A few thoughts on Chapter 8.
Section 8.2.2
-------------------
A time provider can broadcast its clock value, update a shared
variable known to all its local users, which they can read as their
needs require and readers can access the clock with no delay. [1]
This is another clock definition that may be useful.
Section 8.3 Instrument Events
-------------------------------
Events can be categorized as: [2]
Task events - state changes of an executing task
Run Time System Events - predefined changes in runtime system
Label Events
Transition Events
Event Histories
Synchronous and asynchronous events
Timing violations
Bounded event histories.
and these can be a formal framework for monitoring run time constraints.
[1] Real Time System Design (Levy & Agrawala)
[2] Advances in Real Time Systems, (S. Song)

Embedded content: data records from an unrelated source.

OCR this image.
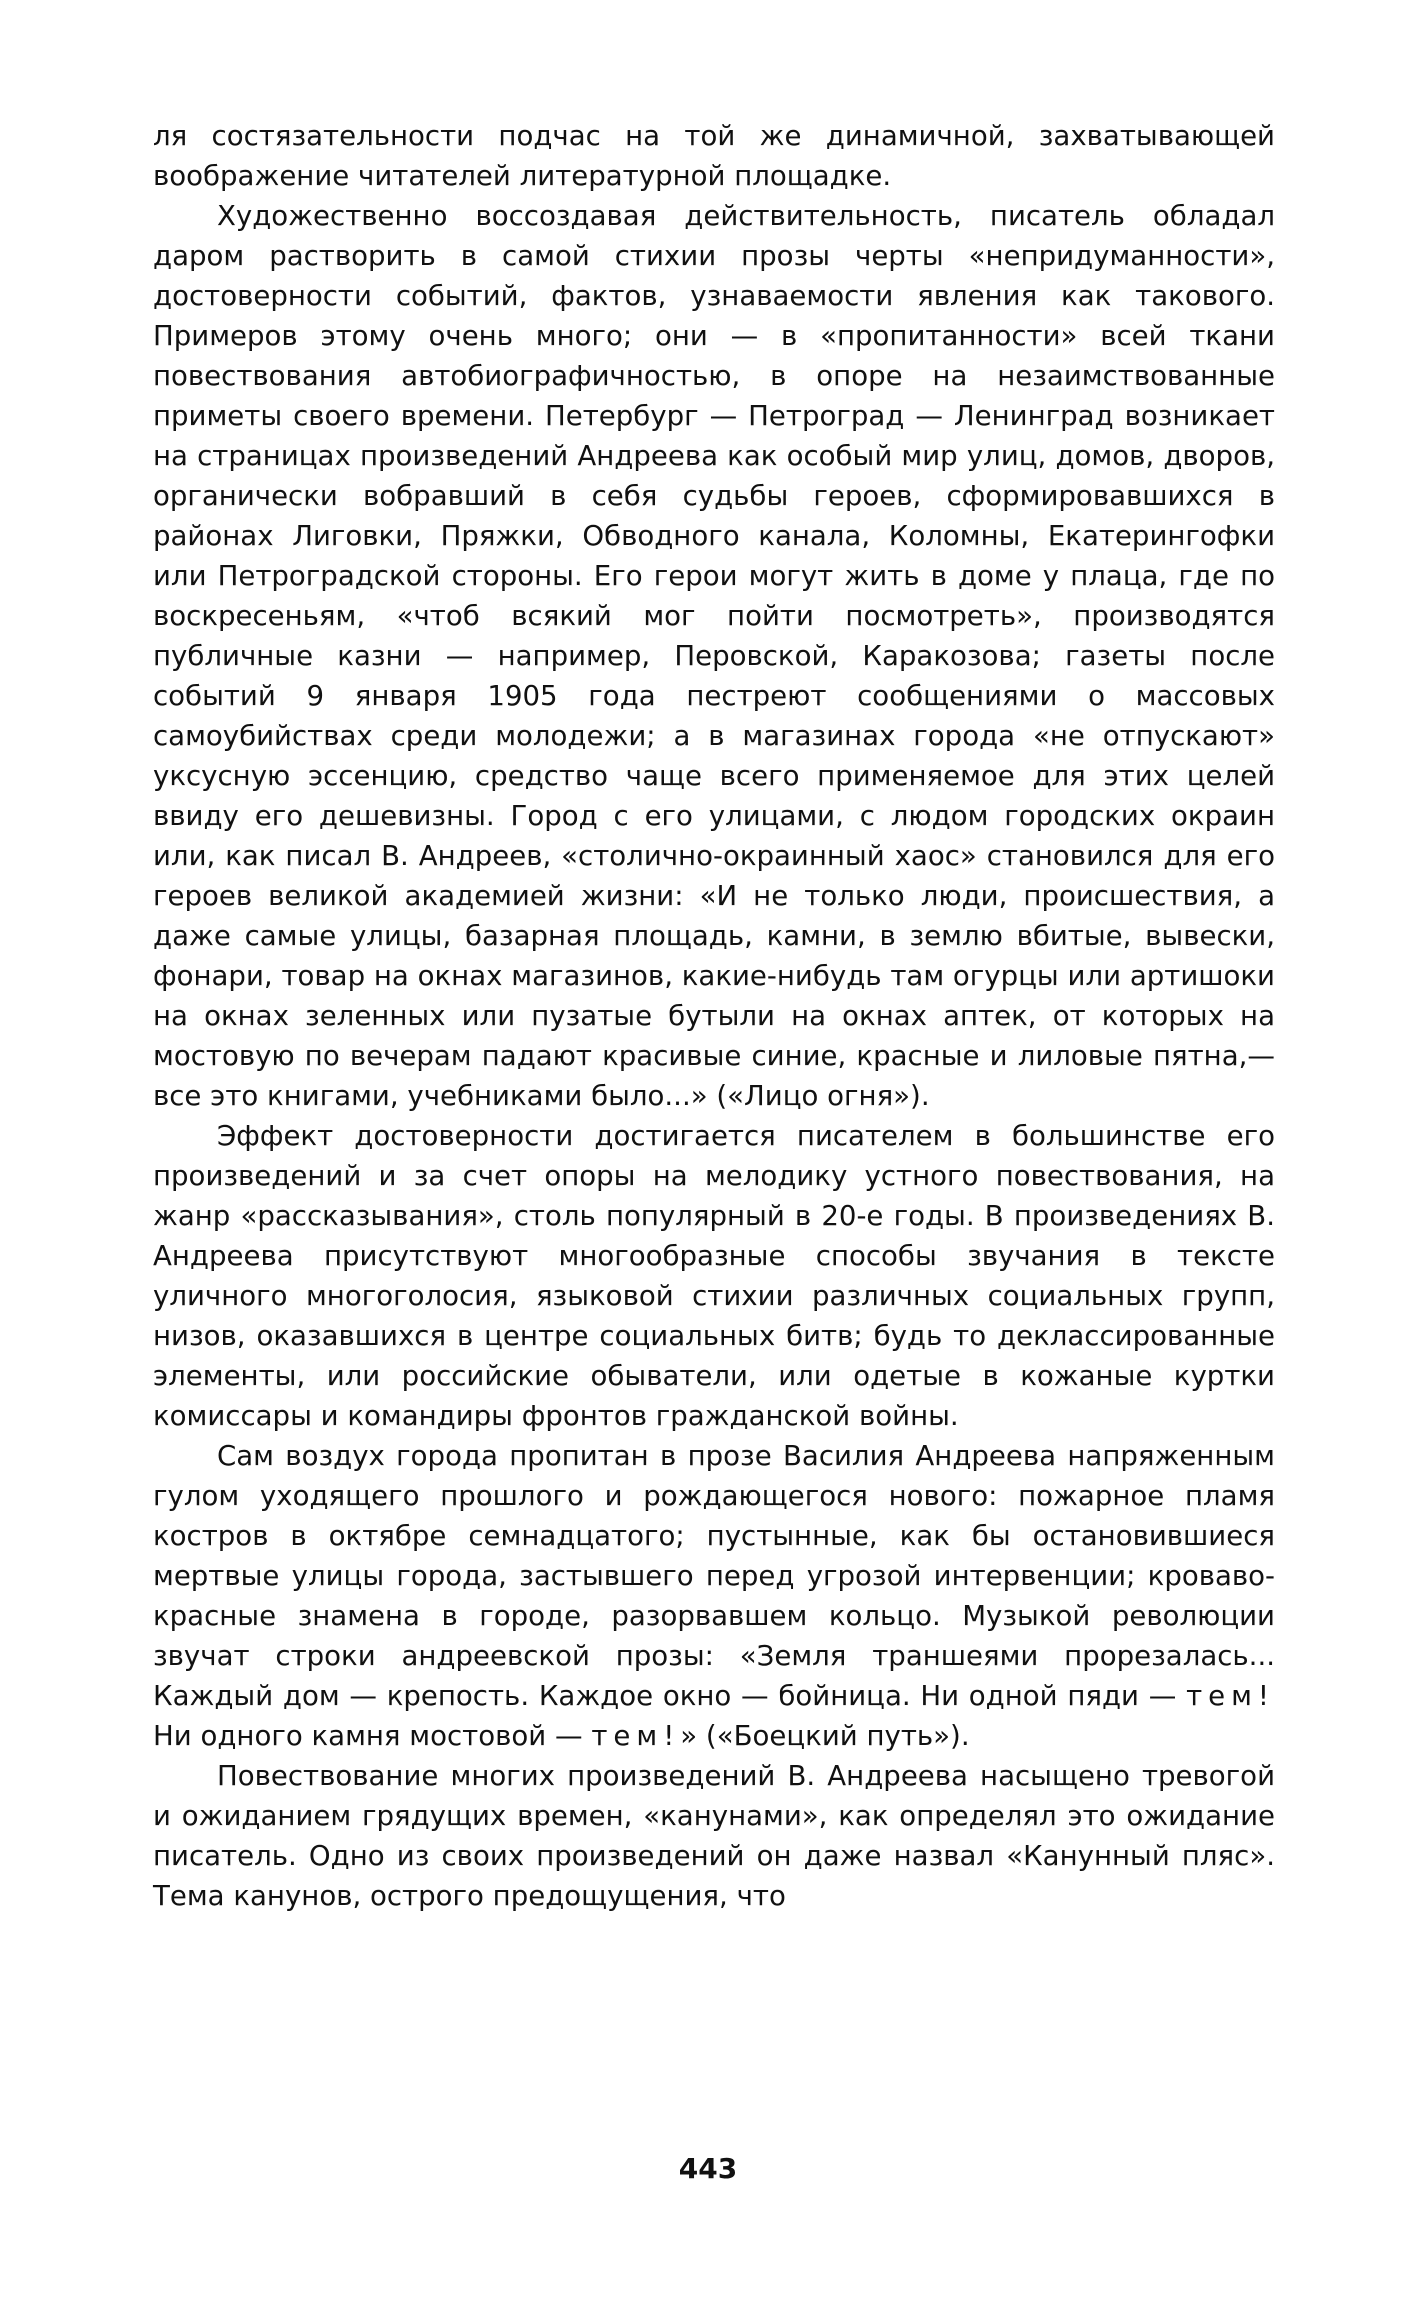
ля состязательности подчас на той же динамичной, захватывающей воображение читателей литературной площадке.

Художественно воссоздавая действительность, писатель обладал даром растворить в самой стихии прозы черты «непридуманности», достоверности событий, фактов, узнаваемости явления как такового. Примеров этому очень много; они — в «пропитанности» всей ткани повествования автобиографичностью, в опоре на незаимствованные приметы своего времени. Петербург — Петроград — Ленинград возникает на страницах произведений Андреева как особый мир улиц, домов, дворов, органически вобравший в себя судьбы героев, сформировавшихся в районах Лиговки, Пряжки, Обводного канала, Коломны, Екатерингофки или Петроградской стороны. Его герои могут жить в доме у плаца, где по воскресеньям, «чтоб всякий мог пойти посмотреть», производятся публичные казни — например, Перовской, Каракозова; газеты после событий 9 января 1905 года пестреют сообщениями о массовых самоубийствах среди молодежи; а в магазинах города «не отпускают» уксусную эссенцию, средство чаще всего применяемое для этих целей ввиду его дешевизны. Город с его улицами, с людом городских окраин или, как писал В. Андреев, «столично-окраинный хаос» становился для его героев великой академией жизни: «И не только люди, происшествия, а даже самые улицы, базарная площадь, камни, в землю вбитые, вывески, фонари, товар на окнах магазинов, какие-нибудь там огурцы или артишоки на окнах зеленных или пузатые бутыли на окнах аптек, от которых на мостовую по вечерам падают красивые синие, красные и лиловые пятна,— все это книгами, учебниками было...» («Лицо огня»).

Эффект достоверности достигается писателем в большинстве его произведений и за счет опоры на мелодику устного повествования, на жанр «рассказывания», столь популярный в 20-е годы. В произведениях В. Андреева присутствуют многообразные способы звучания в тексте уличного многоголосия, языковой стихии различных социальных групп, низов, оказавшихся в центре социальных битв; будь то деклассированные элементы, или российские обыватели, или одетые в кожаные куртки комиссары и командиры фронтов гражданской войны.

Сам воздух города пропитан в прозе Василия Андреева напряженным гулом уходящего прошлого и рождающегося нового: пожарное пламя костров в октябре семнадцатого; пустынные, как бы остановившиеся мертвые улицы города, застывшего перед угрозой интервенции; кроваво-красные знамена в городе, разорвавшем кольцо. Музыкой революции звучат строки андреевской прозы: «Земля траншеями прорезалась... Каждый дом — крепость. Каждое окно — бойница. Ни одной пяди — тем! Ни одного камня мостовой — тем!» («Боецкий путь»).

Повествование многих произведений В. Андреева насыщено тревогой и ожиданием грядущих времен, «канунами», как определял это ожидание писатель. Одно из своих произведений он даже назвал «Канунный пляс». Тема канунов, острого предощущения, что

443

Section 8.3.4 Fault Tolerance
-------------------------------
- Updates to clock server or synchronization of local time provider can
provide fault tolerance.
- Another Recovery Scheme:
The node which finds the fault notifies all the nodes of the
communicator. Fault detection is by concensus of all the members
(including the parent).
The parent kills the faulty node, etc as described in the spec currently.
Section 8.5.2 Time Driven MPI/RT
----------------------------------
After a timeout has occurred, the details should be left to
the implementor. The purpose of an activity interval is to insure that
the system resources required to satisfy this operation are
available WITHIN the specified interval. This makes the implementation
more flexible and accounts for the case where the system resources
fail and go away before the interval is over, therefore the operation
does not complete.